Narendra Kumar Pandey lives in Faridabad with the families of his four children, Anupam, Neha, Prashant, and Smriti, and together they look after the running of the hospital.

==Achievements and legacy==
Besides his services as one of the leading thoracic surgeons in India, Pandey is credited with pioneering work in Video-assisted thoracoscopic surgery. He has also conducted various seminars, workshops and training programmes in general surgery. However, the legacy Pandey has left is the medical institution he has founded, Asian Institute of Medical Sciences.

===Asian Institute of Medical Sciences===
Narendra Kumar Pandey founded the Asian Institute of Medical Sciences on 1 February 2010. The institute is a super specialty tertiary care medical institution, in Faridabad. and is reported to have facilities to accommodate 350 in-patients at a time. The institute is claimed to provide the patients with preventive, diagnostic, therapeutic, rehabilitative, palliative and support services. Pandey is the chairman and managing director of the institution and his sons and daughters and their families assist Pandey in running the institution. The hospital is accredited by National Accreditation Board for Hospitals & Healthcare Providers (NABH) and National Accreditation Board for Testing and Calibration Laboratories (NABL).

==Positions==
Pandey holds many positions:
- Chairman and Managing Director - Asian Institute of Medical Sciences
- Vice President - International College of Surgeons, Chicago
- Council Member - International College of Surgeons, Chicago
- Joint Editor - Indian Journal of Surgery
- Secretary - Indian Health care Federation
- Secretary - Raj Nanda Pulmonary disease Trust
- Former President - Association of Surgeons of India

Pandey was an official examiner for MRCS and FRCS examinations of the Royal College of Surgeons of Edinburgh till 2000, and the National Board of Examinations (NBE) India. He is also a member of the National committee on Health of the Confederation of Indian Industry, Senate of the Teerthanker Mahaveer University and the Governing Council of the College of Surgeons of India. he also serves as the director of Lakhani India Ltd, Blue Sapphire Healthcare Pvt. Ltd., Escorts Employees Welfare Ltd., Turquoise House of Design and Trading Pvt. Ltd.
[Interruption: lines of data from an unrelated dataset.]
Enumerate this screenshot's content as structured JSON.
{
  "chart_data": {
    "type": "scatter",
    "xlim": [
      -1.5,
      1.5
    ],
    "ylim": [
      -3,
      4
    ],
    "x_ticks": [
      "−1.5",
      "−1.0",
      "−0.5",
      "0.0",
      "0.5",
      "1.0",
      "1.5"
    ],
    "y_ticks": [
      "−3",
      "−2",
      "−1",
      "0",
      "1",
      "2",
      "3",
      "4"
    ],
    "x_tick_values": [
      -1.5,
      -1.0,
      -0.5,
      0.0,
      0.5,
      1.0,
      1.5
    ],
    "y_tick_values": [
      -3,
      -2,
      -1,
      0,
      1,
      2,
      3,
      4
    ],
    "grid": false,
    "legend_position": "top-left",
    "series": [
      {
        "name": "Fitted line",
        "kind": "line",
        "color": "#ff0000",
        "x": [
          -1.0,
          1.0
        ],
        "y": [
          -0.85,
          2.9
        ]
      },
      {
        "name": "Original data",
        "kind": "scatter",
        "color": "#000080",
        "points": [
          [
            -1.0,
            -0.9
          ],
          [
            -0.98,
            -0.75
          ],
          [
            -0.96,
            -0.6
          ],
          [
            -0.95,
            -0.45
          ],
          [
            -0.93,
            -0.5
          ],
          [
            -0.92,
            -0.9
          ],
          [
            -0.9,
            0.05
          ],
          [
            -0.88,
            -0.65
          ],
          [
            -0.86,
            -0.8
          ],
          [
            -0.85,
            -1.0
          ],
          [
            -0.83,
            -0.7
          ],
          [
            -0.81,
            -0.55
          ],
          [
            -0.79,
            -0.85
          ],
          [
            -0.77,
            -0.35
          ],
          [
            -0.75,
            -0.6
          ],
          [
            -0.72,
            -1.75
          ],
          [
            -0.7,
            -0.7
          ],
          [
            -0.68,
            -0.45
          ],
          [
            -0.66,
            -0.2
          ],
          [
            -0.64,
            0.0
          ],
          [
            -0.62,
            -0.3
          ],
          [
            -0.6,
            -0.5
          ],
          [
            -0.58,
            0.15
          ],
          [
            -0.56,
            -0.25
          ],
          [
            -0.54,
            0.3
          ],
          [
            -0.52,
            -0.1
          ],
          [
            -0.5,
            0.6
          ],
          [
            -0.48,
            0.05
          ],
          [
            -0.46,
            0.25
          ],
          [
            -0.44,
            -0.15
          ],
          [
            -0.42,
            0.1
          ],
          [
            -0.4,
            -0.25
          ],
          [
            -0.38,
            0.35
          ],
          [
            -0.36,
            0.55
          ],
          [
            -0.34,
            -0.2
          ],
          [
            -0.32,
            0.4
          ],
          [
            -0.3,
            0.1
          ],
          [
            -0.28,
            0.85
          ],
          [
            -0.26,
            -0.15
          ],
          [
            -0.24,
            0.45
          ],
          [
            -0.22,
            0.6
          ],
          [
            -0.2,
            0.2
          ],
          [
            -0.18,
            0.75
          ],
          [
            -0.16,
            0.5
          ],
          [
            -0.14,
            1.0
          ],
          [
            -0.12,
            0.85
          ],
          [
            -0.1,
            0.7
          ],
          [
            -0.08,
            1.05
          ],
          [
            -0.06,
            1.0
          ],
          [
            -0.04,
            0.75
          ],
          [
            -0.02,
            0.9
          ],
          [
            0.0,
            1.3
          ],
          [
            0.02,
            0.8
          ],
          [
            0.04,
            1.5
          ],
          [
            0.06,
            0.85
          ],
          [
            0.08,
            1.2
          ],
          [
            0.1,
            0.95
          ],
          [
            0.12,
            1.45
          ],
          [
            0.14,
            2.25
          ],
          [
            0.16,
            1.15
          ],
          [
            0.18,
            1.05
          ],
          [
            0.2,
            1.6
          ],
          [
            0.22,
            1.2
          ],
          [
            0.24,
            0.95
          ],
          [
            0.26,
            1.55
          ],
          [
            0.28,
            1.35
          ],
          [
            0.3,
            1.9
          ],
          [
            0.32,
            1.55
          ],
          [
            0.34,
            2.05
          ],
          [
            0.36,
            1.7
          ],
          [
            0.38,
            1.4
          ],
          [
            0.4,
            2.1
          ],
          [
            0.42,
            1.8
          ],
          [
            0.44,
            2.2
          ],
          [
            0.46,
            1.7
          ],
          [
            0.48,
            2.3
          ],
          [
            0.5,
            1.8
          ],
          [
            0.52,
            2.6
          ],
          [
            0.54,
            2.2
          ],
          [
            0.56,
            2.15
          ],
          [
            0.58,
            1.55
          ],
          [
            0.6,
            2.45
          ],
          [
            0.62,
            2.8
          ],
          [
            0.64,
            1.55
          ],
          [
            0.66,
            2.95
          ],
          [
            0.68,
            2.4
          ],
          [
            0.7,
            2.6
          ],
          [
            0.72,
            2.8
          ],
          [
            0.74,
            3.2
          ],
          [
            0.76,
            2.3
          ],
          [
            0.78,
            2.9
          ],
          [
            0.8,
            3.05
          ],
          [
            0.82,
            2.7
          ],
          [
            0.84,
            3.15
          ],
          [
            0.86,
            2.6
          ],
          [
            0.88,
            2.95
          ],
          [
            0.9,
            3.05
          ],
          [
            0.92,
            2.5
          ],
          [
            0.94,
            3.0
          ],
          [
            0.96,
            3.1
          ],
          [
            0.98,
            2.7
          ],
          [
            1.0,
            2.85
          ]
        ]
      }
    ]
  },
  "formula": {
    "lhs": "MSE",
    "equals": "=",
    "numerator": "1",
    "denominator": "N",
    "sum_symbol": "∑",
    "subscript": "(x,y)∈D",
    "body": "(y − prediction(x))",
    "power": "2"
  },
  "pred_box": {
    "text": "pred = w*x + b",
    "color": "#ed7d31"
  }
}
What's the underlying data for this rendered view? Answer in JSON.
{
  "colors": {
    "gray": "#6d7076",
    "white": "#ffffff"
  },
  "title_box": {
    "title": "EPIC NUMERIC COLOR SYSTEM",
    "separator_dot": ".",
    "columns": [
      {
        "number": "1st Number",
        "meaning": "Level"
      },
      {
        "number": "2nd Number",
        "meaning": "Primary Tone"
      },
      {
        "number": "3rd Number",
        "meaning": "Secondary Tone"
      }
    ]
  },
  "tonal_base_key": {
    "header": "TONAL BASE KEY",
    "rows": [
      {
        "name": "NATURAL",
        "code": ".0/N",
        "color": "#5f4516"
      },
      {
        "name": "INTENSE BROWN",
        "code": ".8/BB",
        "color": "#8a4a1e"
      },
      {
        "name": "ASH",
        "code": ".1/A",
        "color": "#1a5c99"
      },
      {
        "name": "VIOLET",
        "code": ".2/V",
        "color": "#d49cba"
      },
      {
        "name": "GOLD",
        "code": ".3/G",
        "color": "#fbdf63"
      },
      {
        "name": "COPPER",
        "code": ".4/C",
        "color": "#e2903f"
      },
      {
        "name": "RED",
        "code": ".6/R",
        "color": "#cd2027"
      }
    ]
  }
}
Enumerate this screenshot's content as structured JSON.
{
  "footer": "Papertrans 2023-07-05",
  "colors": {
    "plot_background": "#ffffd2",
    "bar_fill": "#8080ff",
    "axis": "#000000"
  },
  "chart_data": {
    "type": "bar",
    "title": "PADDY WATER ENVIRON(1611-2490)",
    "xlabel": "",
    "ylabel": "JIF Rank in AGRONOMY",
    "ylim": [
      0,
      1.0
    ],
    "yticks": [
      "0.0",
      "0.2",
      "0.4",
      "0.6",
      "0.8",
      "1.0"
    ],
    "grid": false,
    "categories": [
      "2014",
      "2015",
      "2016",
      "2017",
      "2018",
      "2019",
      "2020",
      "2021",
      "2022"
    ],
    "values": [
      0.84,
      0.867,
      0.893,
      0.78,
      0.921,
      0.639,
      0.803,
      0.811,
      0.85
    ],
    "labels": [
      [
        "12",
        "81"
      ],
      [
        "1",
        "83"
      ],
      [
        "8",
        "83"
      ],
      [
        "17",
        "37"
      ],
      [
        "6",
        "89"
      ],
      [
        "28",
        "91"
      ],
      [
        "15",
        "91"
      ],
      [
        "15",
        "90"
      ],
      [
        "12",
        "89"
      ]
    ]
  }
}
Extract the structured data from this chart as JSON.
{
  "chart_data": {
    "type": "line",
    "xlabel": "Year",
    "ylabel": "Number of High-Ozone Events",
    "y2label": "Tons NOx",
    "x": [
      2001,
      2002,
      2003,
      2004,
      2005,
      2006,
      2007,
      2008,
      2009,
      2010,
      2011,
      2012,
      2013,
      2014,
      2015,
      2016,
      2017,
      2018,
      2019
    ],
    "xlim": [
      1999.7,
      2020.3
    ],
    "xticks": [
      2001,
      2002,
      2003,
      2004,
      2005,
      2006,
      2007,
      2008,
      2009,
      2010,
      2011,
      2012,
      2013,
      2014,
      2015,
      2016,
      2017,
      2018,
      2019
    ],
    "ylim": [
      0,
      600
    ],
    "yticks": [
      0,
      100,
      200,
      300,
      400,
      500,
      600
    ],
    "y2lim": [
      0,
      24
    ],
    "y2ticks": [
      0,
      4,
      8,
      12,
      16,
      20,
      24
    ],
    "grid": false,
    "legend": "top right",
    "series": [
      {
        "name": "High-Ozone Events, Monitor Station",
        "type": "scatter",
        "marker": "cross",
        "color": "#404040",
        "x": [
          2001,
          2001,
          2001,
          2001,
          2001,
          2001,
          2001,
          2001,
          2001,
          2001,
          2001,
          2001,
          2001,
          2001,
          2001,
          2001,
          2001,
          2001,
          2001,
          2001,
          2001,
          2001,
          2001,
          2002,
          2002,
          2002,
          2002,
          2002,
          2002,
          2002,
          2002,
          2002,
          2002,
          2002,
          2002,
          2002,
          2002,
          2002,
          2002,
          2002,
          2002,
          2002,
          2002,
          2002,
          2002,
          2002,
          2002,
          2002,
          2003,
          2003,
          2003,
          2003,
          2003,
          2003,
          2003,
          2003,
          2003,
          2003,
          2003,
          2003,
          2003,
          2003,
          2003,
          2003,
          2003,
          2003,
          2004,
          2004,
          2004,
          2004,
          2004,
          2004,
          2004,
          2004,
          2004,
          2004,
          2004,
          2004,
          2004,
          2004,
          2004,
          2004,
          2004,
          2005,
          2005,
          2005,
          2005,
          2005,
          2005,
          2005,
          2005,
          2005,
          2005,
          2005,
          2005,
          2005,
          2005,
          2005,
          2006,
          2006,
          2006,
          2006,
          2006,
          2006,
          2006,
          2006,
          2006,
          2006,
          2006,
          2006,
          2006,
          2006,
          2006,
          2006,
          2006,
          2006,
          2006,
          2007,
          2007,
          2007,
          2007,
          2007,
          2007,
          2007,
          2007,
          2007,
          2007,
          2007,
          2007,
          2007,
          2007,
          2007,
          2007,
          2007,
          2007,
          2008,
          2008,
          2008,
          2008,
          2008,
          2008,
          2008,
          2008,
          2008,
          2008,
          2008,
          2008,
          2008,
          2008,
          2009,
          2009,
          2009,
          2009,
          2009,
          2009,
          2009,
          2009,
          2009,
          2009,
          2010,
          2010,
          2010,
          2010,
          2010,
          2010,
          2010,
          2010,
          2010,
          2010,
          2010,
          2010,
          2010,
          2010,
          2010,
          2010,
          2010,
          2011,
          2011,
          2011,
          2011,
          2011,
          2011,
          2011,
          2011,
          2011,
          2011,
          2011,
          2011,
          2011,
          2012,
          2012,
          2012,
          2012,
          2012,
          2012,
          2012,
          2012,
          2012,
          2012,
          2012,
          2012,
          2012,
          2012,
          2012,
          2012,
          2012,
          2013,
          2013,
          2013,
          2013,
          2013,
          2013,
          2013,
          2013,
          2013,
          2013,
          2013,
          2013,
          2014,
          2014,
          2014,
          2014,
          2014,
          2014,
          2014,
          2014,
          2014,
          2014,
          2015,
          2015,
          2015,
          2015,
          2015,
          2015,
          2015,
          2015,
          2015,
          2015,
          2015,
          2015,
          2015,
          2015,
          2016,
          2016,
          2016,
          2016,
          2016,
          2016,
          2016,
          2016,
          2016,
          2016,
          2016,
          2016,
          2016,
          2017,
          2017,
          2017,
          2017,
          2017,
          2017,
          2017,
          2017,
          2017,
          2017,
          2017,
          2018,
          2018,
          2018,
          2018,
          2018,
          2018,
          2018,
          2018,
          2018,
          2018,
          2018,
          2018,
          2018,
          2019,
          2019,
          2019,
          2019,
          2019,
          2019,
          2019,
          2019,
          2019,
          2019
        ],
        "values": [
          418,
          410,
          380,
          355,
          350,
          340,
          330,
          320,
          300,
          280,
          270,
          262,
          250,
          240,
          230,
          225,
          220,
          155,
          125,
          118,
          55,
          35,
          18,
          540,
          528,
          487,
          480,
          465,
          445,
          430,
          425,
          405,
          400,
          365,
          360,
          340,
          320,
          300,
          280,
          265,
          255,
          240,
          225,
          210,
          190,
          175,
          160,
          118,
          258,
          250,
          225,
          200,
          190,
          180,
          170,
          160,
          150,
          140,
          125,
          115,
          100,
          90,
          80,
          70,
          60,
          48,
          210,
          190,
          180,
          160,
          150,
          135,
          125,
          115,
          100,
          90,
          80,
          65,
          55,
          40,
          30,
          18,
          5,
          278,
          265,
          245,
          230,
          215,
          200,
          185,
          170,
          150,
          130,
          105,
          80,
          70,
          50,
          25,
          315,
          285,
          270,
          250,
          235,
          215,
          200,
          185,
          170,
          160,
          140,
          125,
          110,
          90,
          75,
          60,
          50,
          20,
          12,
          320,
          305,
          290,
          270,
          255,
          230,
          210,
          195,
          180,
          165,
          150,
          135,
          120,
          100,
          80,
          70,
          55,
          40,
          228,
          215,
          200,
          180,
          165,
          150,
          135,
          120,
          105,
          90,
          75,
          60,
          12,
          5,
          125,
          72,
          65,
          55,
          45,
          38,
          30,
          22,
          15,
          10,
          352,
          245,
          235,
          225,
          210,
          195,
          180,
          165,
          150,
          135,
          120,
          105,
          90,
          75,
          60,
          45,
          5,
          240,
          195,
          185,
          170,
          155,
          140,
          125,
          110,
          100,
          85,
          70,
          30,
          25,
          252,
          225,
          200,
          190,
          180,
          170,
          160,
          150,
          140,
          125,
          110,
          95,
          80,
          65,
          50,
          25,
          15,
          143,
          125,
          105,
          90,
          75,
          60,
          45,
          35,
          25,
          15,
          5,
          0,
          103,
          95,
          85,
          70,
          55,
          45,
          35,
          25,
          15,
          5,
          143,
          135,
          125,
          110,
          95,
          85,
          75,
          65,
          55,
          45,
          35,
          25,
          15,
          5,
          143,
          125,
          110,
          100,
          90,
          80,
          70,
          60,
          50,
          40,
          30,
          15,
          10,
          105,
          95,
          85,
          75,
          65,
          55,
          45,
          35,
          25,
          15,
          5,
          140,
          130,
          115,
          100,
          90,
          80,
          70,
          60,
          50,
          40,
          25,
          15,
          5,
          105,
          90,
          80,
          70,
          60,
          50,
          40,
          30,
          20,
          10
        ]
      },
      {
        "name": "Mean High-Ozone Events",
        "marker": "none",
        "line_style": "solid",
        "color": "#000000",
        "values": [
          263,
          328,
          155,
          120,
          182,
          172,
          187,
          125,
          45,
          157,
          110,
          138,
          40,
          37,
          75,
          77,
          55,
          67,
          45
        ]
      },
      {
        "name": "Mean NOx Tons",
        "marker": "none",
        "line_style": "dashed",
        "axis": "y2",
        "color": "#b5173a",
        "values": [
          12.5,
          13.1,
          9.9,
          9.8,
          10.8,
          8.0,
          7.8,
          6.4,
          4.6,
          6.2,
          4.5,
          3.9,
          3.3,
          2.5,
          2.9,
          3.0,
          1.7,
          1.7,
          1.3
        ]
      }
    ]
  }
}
==Awards and recognitions==
The Government of India, in 2014, honoured Narendra Kumar Pandey, by awarding him the civilian honour of Padma Shri. The Government had earlier conferred on him the Dr. B. C. Roy Award, in 2008. He is also a Fellow of the Royal College of Surgeons of Edinburgh and a Fellow of the Royal College of Physicians and Surgeons of Glasgow. He has attended many national and international conferences and has delivered keynote addresses. He was a Guest of Honour at the third World Congress of the Laparoscopic Surgeons, organized by the World Association of Laparoscopic Surgeons, on 14-15 February 2012, in Gurgaon.

The Delhi Doctors' Association, in 1997, conferred the Distinguished Service Award on Pandey. He also received Betadine Achievement Award from the Association of Surgeons of India in 2010. The Teerthanker Mahaveer University awarded him the Doctor of Science (Honoris Causa) in 2013.